Cité par ECHO, Jacques Clostermann, 56 ans, commandant de bord chez Air-France, le fils de Pierre Clostermann auteur du « Grand cirque » et l’une des grandes figures de la Chasse française durant la seconde guerre mondiale est lui aussi un ancien de l’Armée de l’air avant d’être devenu pilote dans le civil. Volubile, il ne mâche pas ses mots: « l’ambiance chez Air Inter à l’époque a été à mon avis un facteur contributif grave dans la survenance de l’accident. Conflit important à cause de l’équipage à deux, condescendance d’Airbus à l’égard des pilotes « livreurs de pizzas », aucun retour d’expériences. Il y avait une minorité qui s’est opposée au pilotage à deux. Environ 100 sur 600 pilotes. Il n’y a pas eu de voix de sage pour dire stop, maintenant c’est terminé…Il y avait une ambiance pestilentielle au sein d’Air-Inter. On ne met pas un avion en ligne dans cette ambiance. L’information montait, mais n’était pas répercutée. Le retour d’expérience ? Il n’y en avait pas. On mettait une chape de plomb. On ne voulait pas que ça sorte d’Air-Inter…il fallait permettre le succès de l’avion ».
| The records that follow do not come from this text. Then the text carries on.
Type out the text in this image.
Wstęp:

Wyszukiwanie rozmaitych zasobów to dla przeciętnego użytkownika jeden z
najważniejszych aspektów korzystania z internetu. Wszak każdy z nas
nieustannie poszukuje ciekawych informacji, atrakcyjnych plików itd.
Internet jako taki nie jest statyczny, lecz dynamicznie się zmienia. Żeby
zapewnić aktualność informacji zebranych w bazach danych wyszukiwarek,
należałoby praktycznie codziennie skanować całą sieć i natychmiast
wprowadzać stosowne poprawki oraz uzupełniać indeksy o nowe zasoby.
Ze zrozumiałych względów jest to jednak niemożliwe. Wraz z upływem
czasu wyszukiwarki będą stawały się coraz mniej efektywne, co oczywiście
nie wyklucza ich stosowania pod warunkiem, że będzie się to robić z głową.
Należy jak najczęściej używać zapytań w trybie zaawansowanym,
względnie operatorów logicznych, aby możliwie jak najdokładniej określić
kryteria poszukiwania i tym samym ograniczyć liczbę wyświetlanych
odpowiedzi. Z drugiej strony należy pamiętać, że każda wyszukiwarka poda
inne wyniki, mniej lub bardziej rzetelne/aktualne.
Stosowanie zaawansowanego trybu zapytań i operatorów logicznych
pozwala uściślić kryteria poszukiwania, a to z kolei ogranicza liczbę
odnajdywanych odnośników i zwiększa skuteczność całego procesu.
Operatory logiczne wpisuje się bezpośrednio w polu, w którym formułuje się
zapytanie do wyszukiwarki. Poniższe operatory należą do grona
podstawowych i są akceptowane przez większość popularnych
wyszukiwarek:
Dernier témoin cité par ECHO, Henri Marnet-Cornus, 57 ans, à la retraite, ancien commandant de bord chez Air Lib, co-auteur d’un livre récent ( Transport aérien- Le dossier noir- Editions Privé- JAC 64) Pour lui, l’accident était prévisible. Et il énumère ce qui à ses yeux y a mené. Niveau de la qualité dans l’environnement des pilotes, erreurs détectées en amont, défauts récurrents de l’appareil à l’époque, retour d’expériences pas pris en compte, laxisme de l’administration, formation mal faite, appariement de l’équipage…et de conclure en citant encore les accidents du Concorde, de Charm el-Cheikh, de Maracaibo en demandant l’excellence pour le transport aérien.